Right now I have a graph with ~70 M nodes of a given type and have just finished uploading ~20 M nodes of another type. These node type can be considered like so:
// name is unique, index on position
CREATE (:A { name: string, position: int })
// index on start, end guaranteed > start
CREATE (:B { start: int, end: int })
Now, what I need to do is create links from (a)-[:IN]->(b)
where the position falls within the given range.
I've tried multiple times using various forms of apoc.period.iterate
(streaming over all B's or all A's):
call apoc.periodc.interate(
"MATCH (b:B) RETURN b", // stream all B's
"MATCH (a:A) WHERE a.position >= b.start AND a.position < b.end AND NOT ((a)-[:IN]->(b)) MERGE (a)-[:IN]->(b)",
{
// i've tried parallel true & false, various batch sizes, etc.
}
)
And apoc.periodic.commit
(admittedly, I'm sure sure if commit even makes sense for this or where in the query the limit
should be applied):
call apoc.periodic.commit(
"MATCH (a:A) MATCH (b:B) WHERE a.position >= b.start AND a.position < b.end AND NOT ((a)-[:IN]->(b)) MERGE (a)-[:IN]->(b) WITH a, b LIMIT {limit} MERGE (a)-[:IN]->(b)",
{ limit: 1000 }
)
Regardless of how I run this, one of a few outcomes happens:
- The query returns almost immediately and does nothing.

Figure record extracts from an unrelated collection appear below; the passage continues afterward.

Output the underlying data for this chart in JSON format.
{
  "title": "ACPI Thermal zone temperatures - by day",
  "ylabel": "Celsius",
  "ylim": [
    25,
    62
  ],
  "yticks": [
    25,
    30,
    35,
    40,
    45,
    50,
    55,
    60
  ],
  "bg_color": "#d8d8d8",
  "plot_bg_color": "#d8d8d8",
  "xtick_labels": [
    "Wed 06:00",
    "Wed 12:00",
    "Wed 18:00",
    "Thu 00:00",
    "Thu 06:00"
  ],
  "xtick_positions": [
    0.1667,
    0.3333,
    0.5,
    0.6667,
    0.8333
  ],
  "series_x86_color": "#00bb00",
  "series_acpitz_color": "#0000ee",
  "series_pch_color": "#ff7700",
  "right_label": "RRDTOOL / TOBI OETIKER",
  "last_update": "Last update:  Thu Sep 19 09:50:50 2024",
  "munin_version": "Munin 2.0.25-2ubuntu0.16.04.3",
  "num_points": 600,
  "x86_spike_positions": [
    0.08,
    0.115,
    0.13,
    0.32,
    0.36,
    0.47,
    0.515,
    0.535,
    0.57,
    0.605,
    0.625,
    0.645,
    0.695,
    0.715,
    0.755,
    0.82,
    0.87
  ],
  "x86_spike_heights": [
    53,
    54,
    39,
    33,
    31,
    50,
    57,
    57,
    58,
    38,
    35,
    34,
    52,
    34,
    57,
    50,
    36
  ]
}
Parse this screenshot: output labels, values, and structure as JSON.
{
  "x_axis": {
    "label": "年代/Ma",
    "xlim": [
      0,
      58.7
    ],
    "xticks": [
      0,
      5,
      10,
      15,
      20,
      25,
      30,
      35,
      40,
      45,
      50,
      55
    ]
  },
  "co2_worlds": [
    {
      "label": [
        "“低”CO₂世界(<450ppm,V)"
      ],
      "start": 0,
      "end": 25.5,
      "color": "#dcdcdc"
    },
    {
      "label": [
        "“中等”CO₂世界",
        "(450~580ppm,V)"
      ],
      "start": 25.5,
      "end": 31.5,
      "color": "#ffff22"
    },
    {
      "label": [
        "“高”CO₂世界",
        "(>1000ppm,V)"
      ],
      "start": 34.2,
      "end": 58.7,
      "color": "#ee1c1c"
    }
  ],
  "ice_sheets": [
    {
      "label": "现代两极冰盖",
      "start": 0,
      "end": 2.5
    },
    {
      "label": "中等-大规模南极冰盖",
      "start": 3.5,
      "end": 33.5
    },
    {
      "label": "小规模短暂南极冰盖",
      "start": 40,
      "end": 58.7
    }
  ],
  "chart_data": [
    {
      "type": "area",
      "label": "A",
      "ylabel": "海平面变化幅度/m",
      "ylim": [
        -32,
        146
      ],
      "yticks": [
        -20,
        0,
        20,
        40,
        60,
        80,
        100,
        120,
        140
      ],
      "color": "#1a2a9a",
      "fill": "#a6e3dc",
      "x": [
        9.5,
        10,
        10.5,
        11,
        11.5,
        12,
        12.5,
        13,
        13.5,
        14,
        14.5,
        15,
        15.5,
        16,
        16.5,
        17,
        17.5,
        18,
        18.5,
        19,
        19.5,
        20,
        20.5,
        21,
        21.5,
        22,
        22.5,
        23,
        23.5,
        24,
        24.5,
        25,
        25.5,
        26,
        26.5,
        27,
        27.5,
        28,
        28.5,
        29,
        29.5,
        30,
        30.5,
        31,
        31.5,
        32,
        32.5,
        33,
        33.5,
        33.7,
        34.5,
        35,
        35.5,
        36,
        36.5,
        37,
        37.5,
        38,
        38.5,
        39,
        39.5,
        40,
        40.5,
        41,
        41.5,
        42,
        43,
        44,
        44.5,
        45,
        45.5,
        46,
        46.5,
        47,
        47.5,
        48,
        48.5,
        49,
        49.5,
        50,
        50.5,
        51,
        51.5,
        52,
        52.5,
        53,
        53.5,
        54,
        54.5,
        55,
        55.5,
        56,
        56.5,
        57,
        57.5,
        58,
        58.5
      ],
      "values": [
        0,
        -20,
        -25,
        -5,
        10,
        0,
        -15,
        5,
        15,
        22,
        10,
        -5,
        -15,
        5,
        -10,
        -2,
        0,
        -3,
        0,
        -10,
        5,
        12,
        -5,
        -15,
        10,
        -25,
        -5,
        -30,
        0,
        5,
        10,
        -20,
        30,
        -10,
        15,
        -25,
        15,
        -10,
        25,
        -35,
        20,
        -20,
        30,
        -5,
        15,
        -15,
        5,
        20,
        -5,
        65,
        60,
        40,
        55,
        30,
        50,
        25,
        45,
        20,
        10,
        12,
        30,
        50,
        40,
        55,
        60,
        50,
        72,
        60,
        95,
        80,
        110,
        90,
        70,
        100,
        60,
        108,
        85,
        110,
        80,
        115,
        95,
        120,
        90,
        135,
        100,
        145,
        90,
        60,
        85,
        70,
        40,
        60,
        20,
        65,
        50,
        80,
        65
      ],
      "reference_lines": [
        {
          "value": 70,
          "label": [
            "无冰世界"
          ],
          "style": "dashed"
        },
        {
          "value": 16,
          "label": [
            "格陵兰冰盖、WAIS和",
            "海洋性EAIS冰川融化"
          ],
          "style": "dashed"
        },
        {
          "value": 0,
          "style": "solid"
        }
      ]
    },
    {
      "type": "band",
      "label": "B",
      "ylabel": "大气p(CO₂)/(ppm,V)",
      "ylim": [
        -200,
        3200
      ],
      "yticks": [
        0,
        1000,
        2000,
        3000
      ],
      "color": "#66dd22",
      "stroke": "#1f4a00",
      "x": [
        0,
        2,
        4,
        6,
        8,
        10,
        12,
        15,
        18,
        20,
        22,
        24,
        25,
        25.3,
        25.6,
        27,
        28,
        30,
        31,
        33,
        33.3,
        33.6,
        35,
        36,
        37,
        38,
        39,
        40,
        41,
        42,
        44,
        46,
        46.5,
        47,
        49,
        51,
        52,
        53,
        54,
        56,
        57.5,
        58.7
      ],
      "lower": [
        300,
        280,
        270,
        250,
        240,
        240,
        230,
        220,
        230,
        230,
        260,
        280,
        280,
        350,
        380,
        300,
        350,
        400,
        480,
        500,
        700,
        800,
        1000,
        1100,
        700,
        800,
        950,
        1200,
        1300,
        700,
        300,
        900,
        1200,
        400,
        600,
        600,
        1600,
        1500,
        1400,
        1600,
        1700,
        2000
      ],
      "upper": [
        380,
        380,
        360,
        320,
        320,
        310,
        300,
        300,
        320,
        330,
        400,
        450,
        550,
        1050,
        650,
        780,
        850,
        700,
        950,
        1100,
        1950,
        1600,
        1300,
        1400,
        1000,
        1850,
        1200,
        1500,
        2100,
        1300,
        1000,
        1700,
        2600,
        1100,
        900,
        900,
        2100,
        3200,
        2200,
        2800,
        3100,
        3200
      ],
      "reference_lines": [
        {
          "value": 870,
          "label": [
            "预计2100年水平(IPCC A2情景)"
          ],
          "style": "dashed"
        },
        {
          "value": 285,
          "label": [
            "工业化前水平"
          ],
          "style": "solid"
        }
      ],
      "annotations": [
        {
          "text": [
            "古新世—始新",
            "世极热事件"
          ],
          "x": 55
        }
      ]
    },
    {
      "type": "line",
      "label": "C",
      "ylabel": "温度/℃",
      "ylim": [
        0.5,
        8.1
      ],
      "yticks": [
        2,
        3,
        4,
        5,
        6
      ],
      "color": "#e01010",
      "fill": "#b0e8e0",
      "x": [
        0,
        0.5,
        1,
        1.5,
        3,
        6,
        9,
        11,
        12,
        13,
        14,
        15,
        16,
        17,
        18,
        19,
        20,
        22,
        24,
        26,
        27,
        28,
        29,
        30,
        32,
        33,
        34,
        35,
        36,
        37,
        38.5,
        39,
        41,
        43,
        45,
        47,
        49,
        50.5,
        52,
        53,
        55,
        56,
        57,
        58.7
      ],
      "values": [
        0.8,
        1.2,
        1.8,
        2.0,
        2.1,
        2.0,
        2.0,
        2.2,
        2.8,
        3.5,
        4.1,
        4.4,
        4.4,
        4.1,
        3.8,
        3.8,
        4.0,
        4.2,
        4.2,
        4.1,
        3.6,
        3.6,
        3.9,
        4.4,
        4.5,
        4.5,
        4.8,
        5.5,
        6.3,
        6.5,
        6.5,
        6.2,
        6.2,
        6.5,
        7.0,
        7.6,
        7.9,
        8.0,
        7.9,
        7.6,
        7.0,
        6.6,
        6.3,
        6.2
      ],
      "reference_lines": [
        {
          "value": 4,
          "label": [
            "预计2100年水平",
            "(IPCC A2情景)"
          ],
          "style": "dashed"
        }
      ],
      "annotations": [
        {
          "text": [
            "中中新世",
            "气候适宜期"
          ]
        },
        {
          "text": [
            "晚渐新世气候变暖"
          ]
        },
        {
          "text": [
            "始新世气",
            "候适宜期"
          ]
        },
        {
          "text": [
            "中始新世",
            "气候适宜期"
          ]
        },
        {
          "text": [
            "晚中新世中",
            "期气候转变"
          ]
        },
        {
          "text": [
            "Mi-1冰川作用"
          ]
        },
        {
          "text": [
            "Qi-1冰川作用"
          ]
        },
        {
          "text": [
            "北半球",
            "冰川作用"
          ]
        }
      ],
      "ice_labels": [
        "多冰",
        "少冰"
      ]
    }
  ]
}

- The query runs for ~2 hours, the connection is lost, nothing has been updated.
- The query runs for a little while (~1 hour), ends "successfully", nothing has been updated.
My "last hope" option is to actually perform the link up when loading B's into the database as part of the LOAD CSV
query. But this is sub-optimal, works, but is abysmally slow (at it's current rate it would take upwards of 6 days to complete).
Any help solving this would be a huge help. Thanks!